WELLS, CYRIL MOWBRAY, a former Cambridge cricket and Rugby football Blue, died on August 22, aged 92. A member of the Dulwich XI from 1886 to 1890, inclusive, he was captain in the last year and when going up to Cambridge got his Blue as a Freshman. He played three times against Oxford and though achieving little in batting, he bore a big part in victory by 266 runs in 1893 when taking seven wickets for 66 runs. In that game he was concerned in a memorable incident that in all probability led to an alteration a few years later in the law governing the follow-on.

At that time the side 80 runs behind on first innings had to follow on and in this match Oxford, in reply to a total of 182, lost nine wickets for 95 when T. S. B. Wilson and W. H. Brain became associated. Three more runs were added, taking Oxford to within 84 of the Cambridge score, when a consultation between the batsmen suggested that the Dark Blues, in order that Cambridge might bat last on a pitch likely to crumble, intended to throw away their remaining wicket. Sensing the drift of the conversation, Wells decided to frustrate the plan. He immediately bowled a no-ball wide to the boundary and followed a little later with a round-arm delivery that also reached the ring, thus destroying Oxford's chance of following on. This action led to M.C.C. increasing the deficit which meant a follow-on from 80 to 120, but when, three years later, E. B. Shine, in very similar circumstances, gave away 12 runs to prevent Oxford from following their innings, further consideration of the question became necessary. So in 1900 the Law was amended, leaving the side leading by 150 with the option of enforcing the follow-on.

Wells assisted Surrey as an amateur from 1890 to 1893 but appeared for Middlesex, the county of his birth, from 1895 to 1909. He represented Gentlemen v. Players in 1892, 1893 and 1901. A free-hitting batsman, he also bowled right-arm slow-medium with a deceptive delivery. He generally bowled off-breaks, but sometimes employed the leg-break and took many wickets with a ball which went straight through.

Wells played for Cambridge in the University Rugby matches of 1891 and 1892, first as full-back and then as half-back, and was half-back for England in six matches between 1893 and 1897. He also appeared for the Harlequins and Middlesex.

WESCOTT, EDWARD J., who died at Bradford in January, aged 74, in his younger days was amateur opening batsman first for Northumberland and then for Cumberland.
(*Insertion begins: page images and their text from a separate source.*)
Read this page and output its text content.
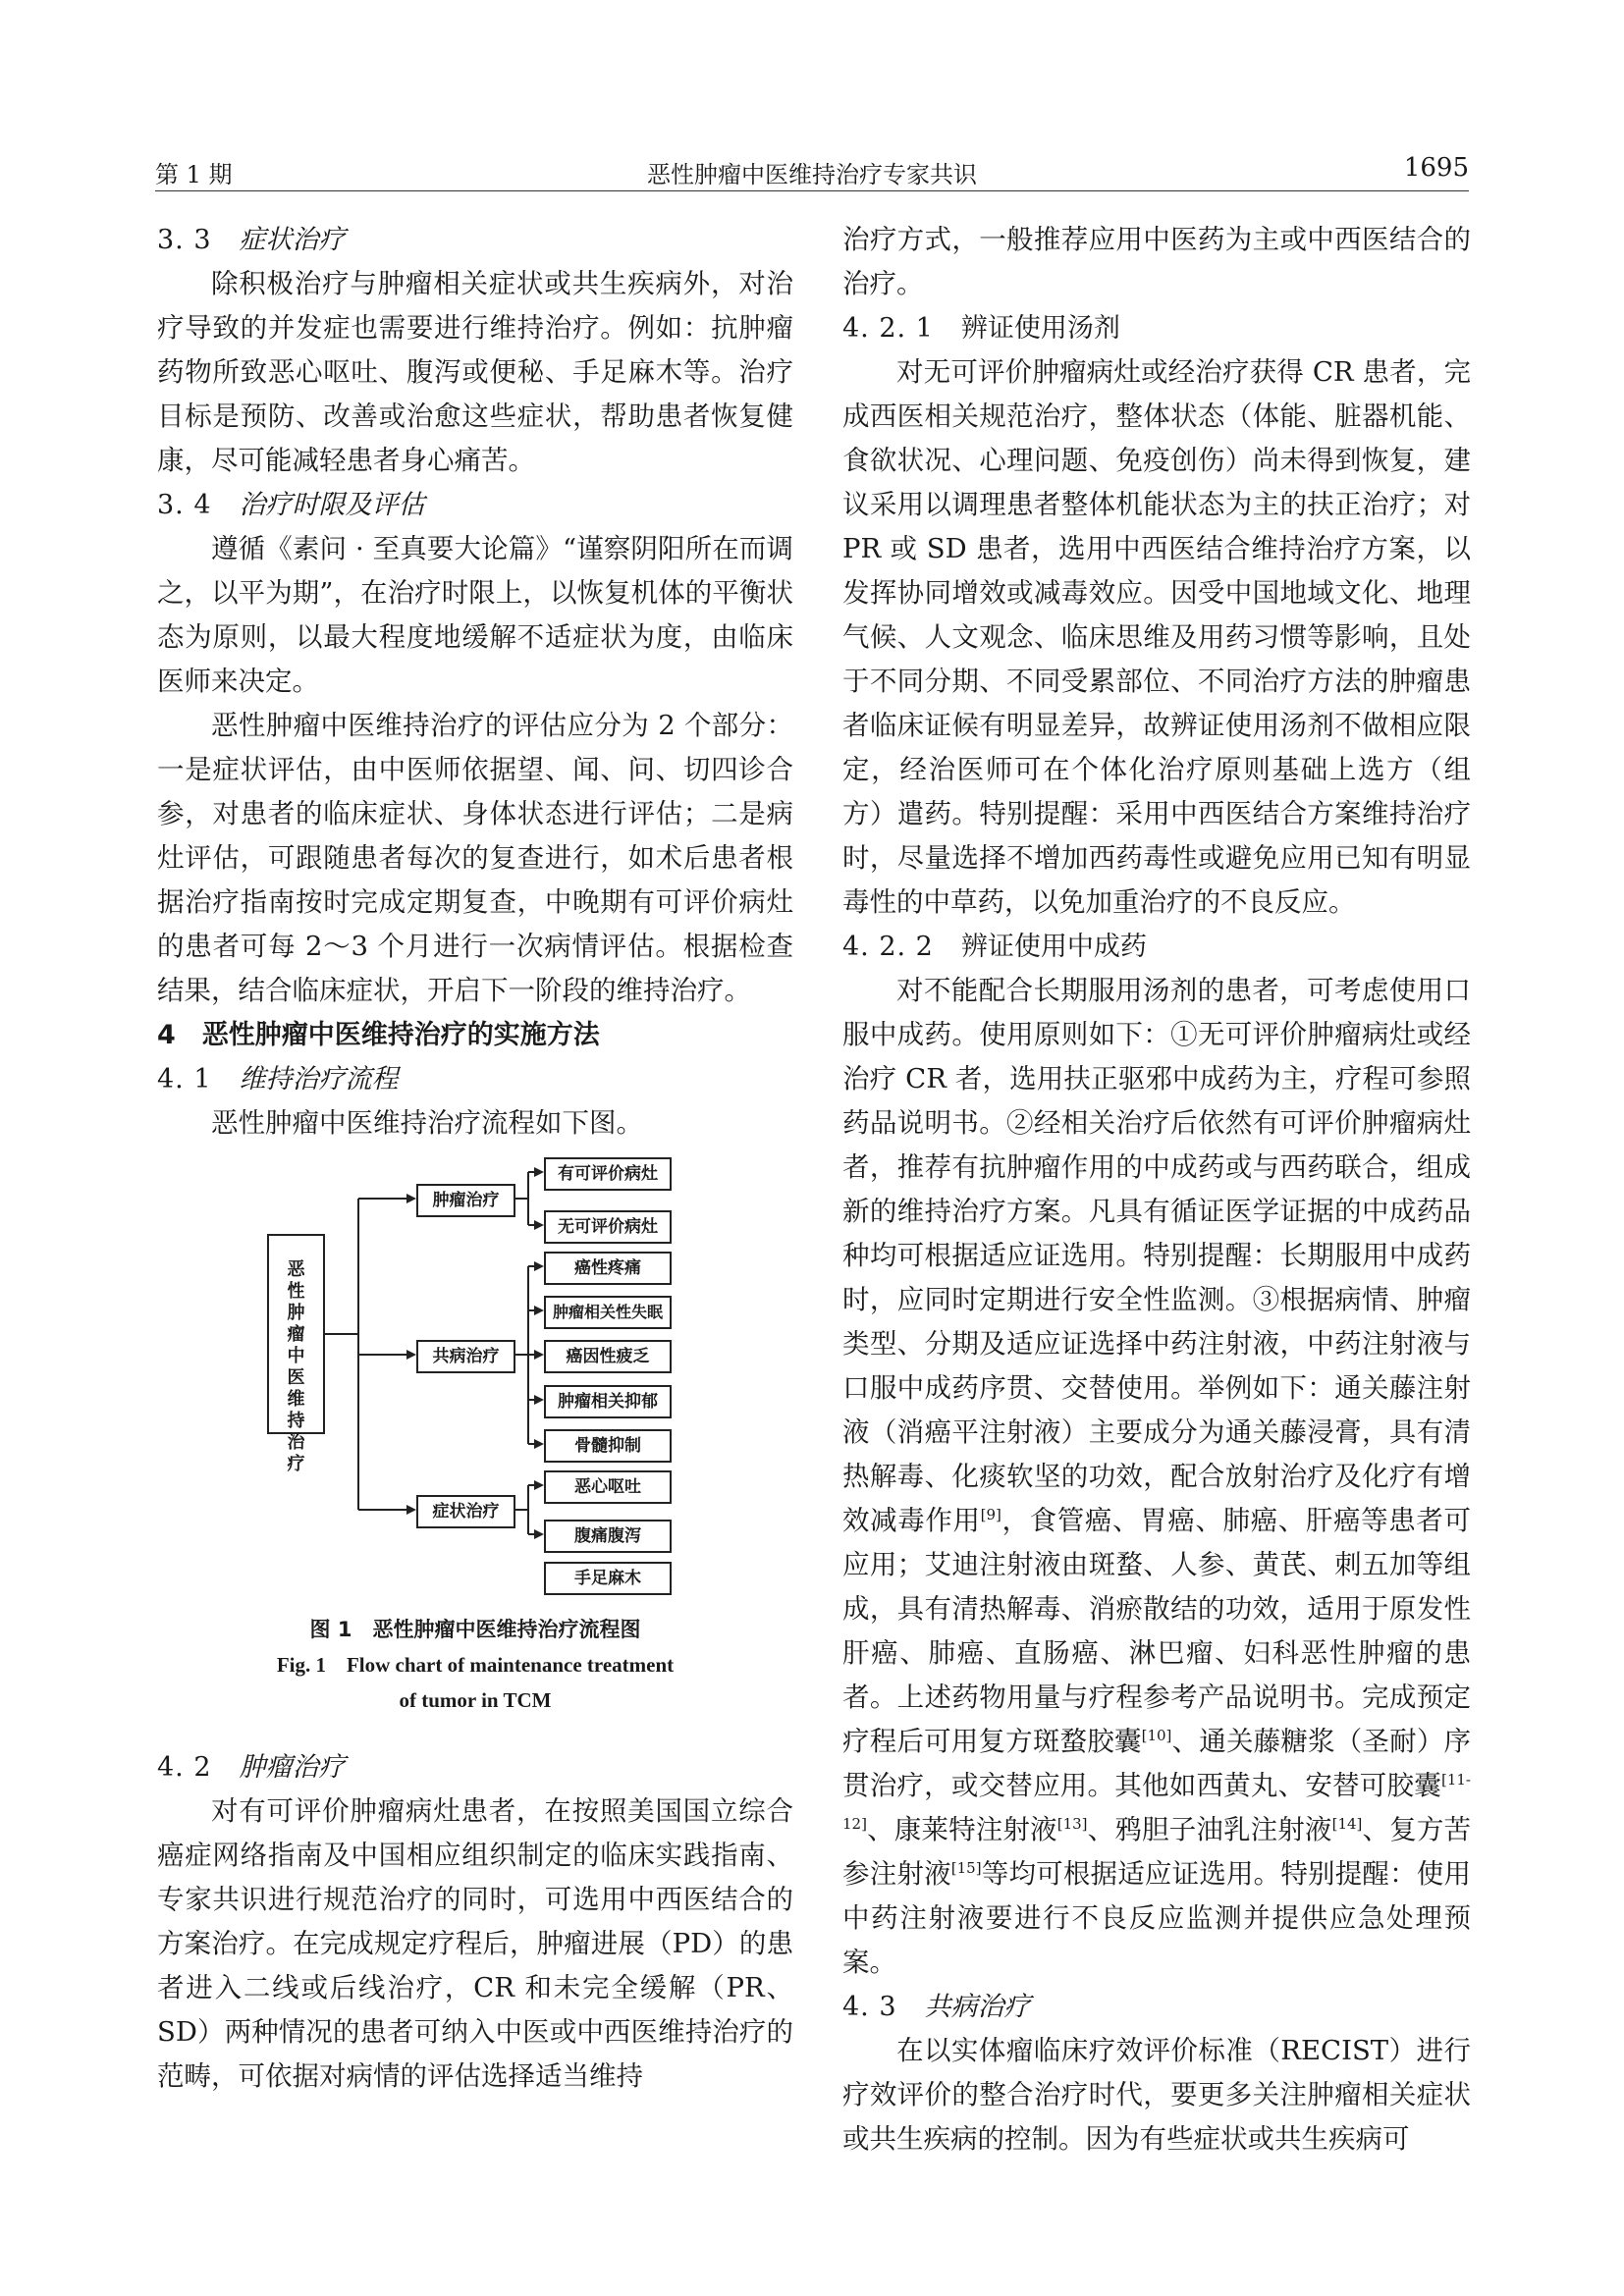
第 1 期	恶性肿瘤中医维持治疗专家共识	1695

3. 3 症状治疗

除积极治疗与肿瘤相关症状或共生疾病外，对治疗导致的并发症也需要进行维持治疗。例如：抗肿瘤药物所致恶心呕吐、腹泻或便秘、手足麻木等。治疗目标是预防、改善或治愈这些症状，帮助患者恢复健康，尽可能减轻患者身心痛苦。

3. 4 治疗时限及评估

遵循《素问 · 至真要大论篇》“谨察阴阳所在而调之，以平为期”，在治疗时限上，以恢复机体的平衡状态为原则，以最大程度地缓解不适症状为度，由临床医师来决定。

恶性肿瘤中医维持治疗的评估应分为 2 个部分：一是症状评估，由中医师依据望、闻、问、切四诊合参，对患者的临床症状、身体状态进行评估；二是病灶评估，可跟随患者每次的复查进行，如术后患者根据治疗指南按时完成定期复查，中晚期有可评价病灶的患者可每 2～3 个月进行一次病情评估。根据检查结果，结合临床症状，开启下一阶段的维持治疗。

4　恶性肿瘤中医维持治疗的实施方法

4. 1 维持治疗流程

恶性肿瘤中医维持治疗流程如下图。

恶
性
肿
瘤
中
医
维
持
治
疗
肿瘤治疗
共病治疗
症状治疗
有可评价病灶
无可评价病灶
癌性疼痛
肿瘤相关性失眠
癌因性疲乏
肿瘤相关抑郁
骨髓抑制
恶心呕吐
腹痛腹泻
手足麻木
图 1　恶性肿瘤中医维持治疗流程图
Fig. 1　Flow chart of maintenance treatment
of tumor in TCM

4. 2 肿瘤治疗

对有可评价肿瘤病灶患者，在按照美国国立综合癌症网络指南及中国相应组织制定的临床实践指南、专家共识进行规范治疗的同时，可选用中西医结合的方案治疗。在完成规定疗程后，肿瘤进展（PD）的患者进入二线或后线治疗，CR 和未完全缓解（PR、SD）两种情况的患者可纳入中医或中西医维持治疗的范畴，可依据对病情的评估选择适当维持

治疗方式，一般推荐应用中医药为主或中西医结合的治疗。

4. 2. 1 辨证使用汤剂

对无可评价肿瘤病灶或经治疗获得 CR 患者，完成西医相关规范治疗，整体状态（体能、脏器机能、食欲状况、心理问题、免疫创伤）尚未得到恢复，建议采用以调理患者整体机能状态为主的扶正治疗；对 PR 或 SD 患者，选用中西医结合维持治疗方案，以发挥协同增效或减毒效应。因受中国地域文化、地理气候、人文观念、临床思维及用药习惯等影响，且处于不同分期、不同受累部位、不同治疗方法的肿瘤患者临床证候有明显差异，故辨证使用汤剂不做相应限定，经治医师可在个体化治疗原则基础上选方（组方）遣药。特别提醒：采用中西医结合方案维持治疗时，尽量选择不增加西药毒性或避免应用已知有明显毒性的中草药，以免加重治疗的不良反应。

4. 2. 2 辨证使用中成药

对不能配合长期服用汤剂的患者，可考虑使用口服中成药。使用原则如下：①无可评价肿瘤病灶或经治疗 CR 者，选用扶正驱邪中成药为主，疗程可参照药品说明书。②经相关治疗后依然有可评价肿瘤病灶者，推荐有抗肿瘤作用的中成药或与西药联合，组成新的维持治疗方案。凡具有循证医学证据的中成药品种均可根据适应证选用。特别提醒：长期服用中成药时，应同时定期进行安全性监测。③根据病情、肿瘤类型、分期及适应证选择中药注射液，中药注射液与口服中成药序贯、交替使用。举例如下：通关藤注射液（消癌平注射液）主要成分为通关藤浸膏，具有清热解毒、化痰软坚的功效，配合放射治疗及化疗有增效减毒作用[9]，食管癌、胃癌、肺癌、肝癌等患者可应用；艾迪注射液由斑蝥、人参、黄芪、刺五加等组成，具有清热解毒、消瘀散结的功效，适用于原发性肝癌、肺癌、直肠癌、淋巴瘤、妇科恶性肿瘤的患者。上述药物用量与疗程参考产品说明书。完成预定疗程后可用复方斑蝥胶囊[10]、通关藤糖浆（圣耐）序贯治疗，或交替应用。其他如西黄丸、安替可胶囊[11-12]、康莱特注射液[13]、鸦胆子油乳注射液[14]、复方苦参注射液[15]等均可根据适应证选用。特别提醒：使用中药注射液要进行不良反应监测并提供应急处理预案。

4. 3 共病治疗

在以实体瘤临床疗效评价标准（RECIST）进行疗效评价的整合治疗时代，要更多关注肿瘤相关症状或共生疾病的控制。因为有些症状或共生疾病可
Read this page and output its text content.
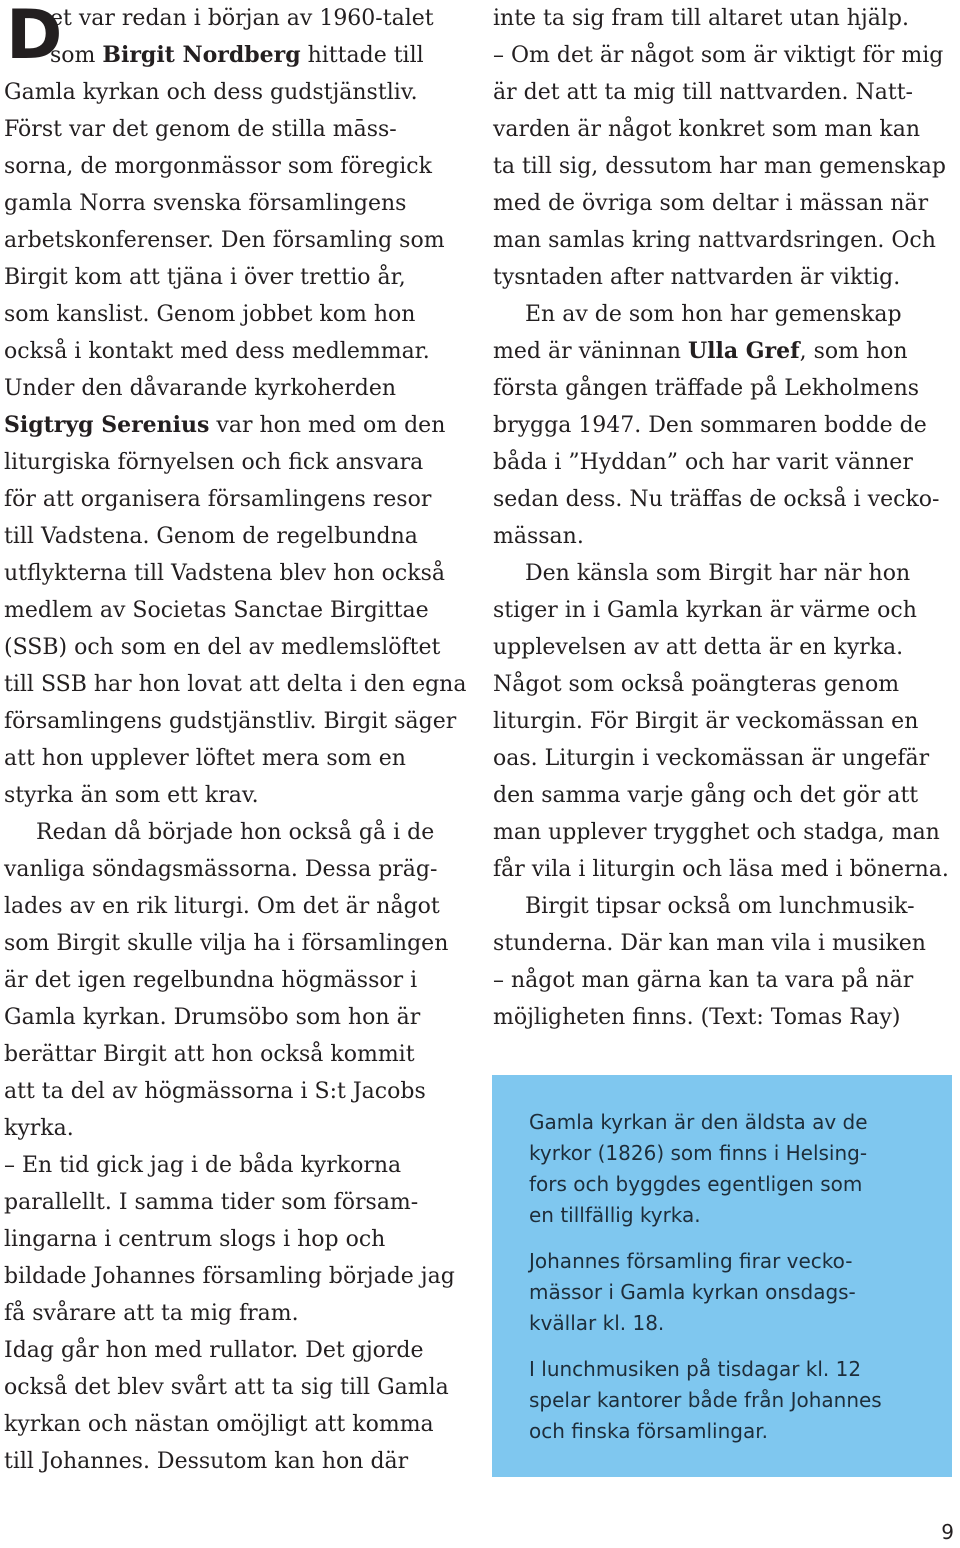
D
et var redan i början av 1960-talet
som Birgit Nordberg hittade till
Gamla kyrkan och dess gudstjänstliv.
Först var det genom de stilla māss-
sorna, de morgonmässor som föregick
gamla Norra svenska församlingens
arbetskonferenser. Den församling som
Birgit kom att tjäna i över trettio år,
som kanslist. Genom jobbet kom hon
också i kontakt med dess medlemmar.
Under den dåvarande kyrkoherden
Sigtryg Serenius var hon med om den
liturgiska förnyelsen och fick ansvara
för att organisera församlingens resor
till Vadstena. Genom de regelbundna
utflykterna till Vadstena blev hon också
medlem av Societas Sanctae Birgittae
(SSB) och som en del av medlemslöftet
till SSB har hon lovat att delta i den egna
församlingens gudstjänstliv. Birgit säger
att hon upplever löftet mera som en
styrka än som ett krav.
Redan då började hon också gå i de
vanliga söndagsmässorna. Dessa präg-
lades av en rik liturgi. Om det är något
som Birgit skulle vilja ha i församlingen
är det igen regelbundna högmässor i
Gamla kyrkan. Drumsöbo som hon är
berättar Birgit att hon också kommit
att ta del av högmässorna i S:t Jacobs
kyrka.
– En tid gick jag i de båda kyrkorna
parallellt. I samma tider som försam-
lingarna i centrum slogs i hop och
bildade Johannes församling började jag
få svårare att ta mig fram.
Idag går hon med rullator. Det gjorde
också det blev svårt att ta sig till Gamla
kyrkan och nästan omöjligt att komma
till Johannes. Dessutom kan hon där
inte ta sig fram till altaret utan hjälp.
– Om det är något som är viktigt för mig
är det att ta mig till nattvarden. Natt-
varden är något konkret som man kan
ta till sig, dessutom har man gemenskap
med de övriga som deltar i mässan när
man samlas kring nattvardsringen. Och
tysntaden after nattvarden är viktig.
En av de som hon har gemenskap
med är väninnan Ulla Gref, som hon
första gången träffade på Lekholmens
brygga 1947. Den sommaren bodde de
båda i ”Hyddan” och har varit vänner
sedan dess. Nu träffas de också i vecko-
mässan.
Den känsla som Birgit har när hon
stiger in i Gamla kyrkan är värme och
upplevelsen av att detta är en kyrka.
Något som också poängteras genom
liturgin. För Birgit är veckomässan en
oas. Liturgin i veckomässan är ungefär
den samma varje gång och det gör att
man upplever trygghet och stadga, man
får vila i liturgin och läsa med i bönerna.
Birgit tipsar också om lunchmusik-
stunderna. Där kan man vila i musiken
– något man gärna kan ta vara på när
möjligheten finns. (Text: Tomas Ray)

Gamla kyrkan är den äldsta av de
kyrkor (1826) som finns i Helsing-
fors och byggdes egentligen som
en tillfällig kyrka.

Johannes församling firar vecko-
mässor i Gamla kyrkan onsdags-
kvällar kl. 18.

I lunchmusiken på tisdagar kl. 12
spelar kantorer både från Johannes
och finska församlingar.

9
WHISTLER, GENERAL SIR LASHMER GORDON, who died in Cambridge Military Hospital, Aldershot, on July 4, aged 64, played for Harrow in the second of the season's unofficial one-day war-time matches with Eton in 1916. He scored 8 and 25 and brought off two catches. At one time it looked as though this match would not take place. Breaking bounds and other offences had resulted in half-holidays at Harrow being suspended. What was described as a quite unpardonable comment upon this decision was written across the School Rules in the yard and as the miscreant could not be discovered, the match was cancelled. Only at a late hour on the night before the game did the Headmaster yield to urgent representations and give permission for the team to travel to Eton. The whole-day holiday to the rest of the School was stopped.

WINSTONE, ALICK, who died on March 29, aged 84, played as a professional for Gloucestershire under the captaincy of G. L. Jessop between 1906 and 1909, scoring 975 runs, average 12.66. His highest innings was 58 against Hampshire at Bournemouth in 1907.